Indeed, the white hat hacker in the Poly Network case is far from the only benevolent computer whizz, as SushiSwap got alerted to a massive $350 million vulnerability in their code by a white-hat hacker, while Polygon actually paid a $2 million bounty when they were recently tipped them off to a bug which could have caused $850 million in losses.
However, white-hat or mal-intentioned, the reality is that it is significantly easier to pull off heists of this scale – hundreds of millions of dollars – from your laptop, at home on the blockchain, rather than in the trad-fi world. So while the overall numbers are coming down as crypto matures, including for these isolated incidents, the money in the space and the potential to act anonymously does offer a unique opportunity.
It is challenging to imagine heists of this scale going unnoticed too often in the trad-fi world, but then again, they do happen – as we mentioned with several cases above.
Positive Trajectory
The Chainalysis report does, however, note the increased ability of law enforcement to prosecute crimes, mentioning recent efforts of the CFTC filing charges against several investment scams, the FBI’s takedown of the prolific REvil ransomware strain and OFAC’s sanctioning of Suex and Chatex – two Russia-based cryptocurrency services heavily involved in money laundering.
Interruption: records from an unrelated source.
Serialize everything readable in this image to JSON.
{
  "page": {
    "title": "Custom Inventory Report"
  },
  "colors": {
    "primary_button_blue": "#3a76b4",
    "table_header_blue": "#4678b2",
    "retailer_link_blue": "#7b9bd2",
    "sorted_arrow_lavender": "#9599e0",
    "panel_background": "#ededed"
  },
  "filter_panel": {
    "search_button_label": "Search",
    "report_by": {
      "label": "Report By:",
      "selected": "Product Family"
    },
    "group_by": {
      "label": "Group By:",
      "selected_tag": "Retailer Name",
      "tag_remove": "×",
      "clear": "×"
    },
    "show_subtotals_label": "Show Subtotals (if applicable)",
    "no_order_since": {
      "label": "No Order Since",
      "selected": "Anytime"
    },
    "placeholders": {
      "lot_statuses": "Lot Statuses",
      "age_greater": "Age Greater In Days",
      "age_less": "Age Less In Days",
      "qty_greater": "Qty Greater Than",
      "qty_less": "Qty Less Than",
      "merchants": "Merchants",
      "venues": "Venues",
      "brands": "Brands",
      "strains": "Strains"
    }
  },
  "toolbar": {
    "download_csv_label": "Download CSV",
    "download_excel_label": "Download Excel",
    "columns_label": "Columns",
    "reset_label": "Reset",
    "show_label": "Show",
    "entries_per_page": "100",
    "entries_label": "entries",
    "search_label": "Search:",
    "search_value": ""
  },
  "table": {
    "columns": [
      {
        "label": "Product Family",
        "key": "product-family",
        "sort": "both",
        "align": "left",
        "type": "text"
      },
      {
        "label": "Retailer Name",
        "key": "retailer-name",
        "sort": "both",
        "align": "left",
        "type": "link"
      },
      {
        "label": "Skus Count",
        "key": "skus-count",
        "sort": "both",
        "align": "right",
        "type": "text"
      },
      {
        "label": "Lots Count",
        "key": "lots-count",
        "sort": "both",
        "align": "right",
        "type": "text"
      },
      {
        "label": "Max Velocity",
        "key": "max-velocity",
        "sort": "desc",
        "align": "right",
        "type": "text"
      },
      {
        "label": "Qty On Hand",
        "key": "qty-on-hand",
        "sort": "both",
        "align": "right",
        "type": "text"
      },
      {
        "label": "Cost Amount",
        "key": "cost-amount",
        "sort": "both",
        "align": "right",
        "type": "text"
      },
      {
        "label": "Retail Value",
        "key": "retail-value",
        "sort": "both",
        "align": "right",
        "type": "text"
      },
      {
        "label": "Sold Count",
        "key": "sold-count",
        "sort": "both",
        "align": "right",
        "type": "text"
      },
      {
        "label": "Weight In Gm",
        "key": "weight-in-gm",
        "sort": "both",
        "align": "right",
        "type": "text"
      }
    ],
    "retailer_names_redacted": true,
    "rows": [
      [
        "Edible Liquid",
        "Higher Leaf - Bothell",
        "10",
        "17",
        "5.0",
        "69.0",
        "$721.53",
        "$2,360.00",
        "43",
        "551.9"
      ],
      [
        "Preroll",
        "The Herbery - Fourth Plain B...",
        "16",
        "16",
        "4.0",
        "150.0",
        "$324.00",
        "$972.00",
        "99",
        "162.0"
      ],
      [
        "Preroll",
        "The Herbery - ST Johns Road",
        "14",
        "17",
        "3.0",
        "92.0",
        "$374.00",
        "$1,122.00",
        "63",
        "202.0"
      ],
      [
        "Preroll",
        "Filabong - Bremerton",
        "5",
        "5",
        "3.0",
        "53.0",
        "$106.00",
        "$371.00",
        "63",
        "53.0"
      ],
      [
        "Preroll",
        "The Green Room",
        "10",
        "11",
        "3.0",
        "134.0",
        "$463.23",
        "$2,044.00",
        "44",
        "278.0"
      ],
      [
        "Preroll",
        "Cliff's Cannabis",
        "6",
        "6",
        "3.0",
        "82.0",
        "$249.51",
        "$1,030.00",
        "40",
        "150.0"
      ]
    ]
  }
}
And this is an area we want to dig more into.
The IRS also announced that they had seized over $3.5 billion worth of illicitly obtained cryptocurrency in 2021, the US Department of Justice seized $56 million in the infamous BitConnect fraud and a further $2.3 million in the Colonial Pipeline ransom attack.
Increasingly, law enforcement have been able to target the crypto-fiat bridge to help persecute these activities. The transparency that the blockchain offers is actually a problem in that sense for criminals, as “washing” the money becomes difficult on a large scale, when the world can watch what is happening on the blockchain. It may be easier to move it around virtually, but if you want to bridge into fiat, it requires significantly more ingenuity.
Predicting going forward
Looking at the fact that cryptocurrency transaction volume grew 567% to $15.8 trillion from 2020 to 2021, yet scams and stolen funds grew only 129%, this represents a fall of 66% in the illicit activity as a proportion of transaction volume, which is a more representative metric than simply looking at the figures for scams and stolen funds in isolation.
If we extrapolate forward and look at a case whereby cryptocurrency transaction volume stays at that $15.8 trillion level for 2022, then this same 66% fall in scams and stolen funds as a percentage of volume would mean scams and stolen funds in 2022 would land at $3.7 billion, significantly down from the $11 billion in 2020.
So without the meteoric growth across the industry, the frequency of such heists is actually falling substantially – which the graph below extrapolating the 2021 figures to this year shows (forgive the little bit of axes crime, it’s just a visual representation!).
Conclusion
So, to close, authorities are beginning to understand and police the previously wild west world of crypto more and more. Persecutions are happening at an increasing rate, and regulation is catching up. The figures suggest that with DeFi and cryptocurrency’s explosive growth, hacks and security breaches are actually coming down, on a proportional basis. While hard to quantify, such problems of course happen in the trad-fi world too.
However, having said that, the size of the individual hacks we do see in crypto are concerning. Customers need to be extra vigilant with their funds and prudent with their custody practices. The industry may be growing at a relentless rate, and the scale of the problem may be exaggerated – especially when compared to similar events in the trad-fi world – yet it is still a problem.
But if trends continue going forward, we are on the right track.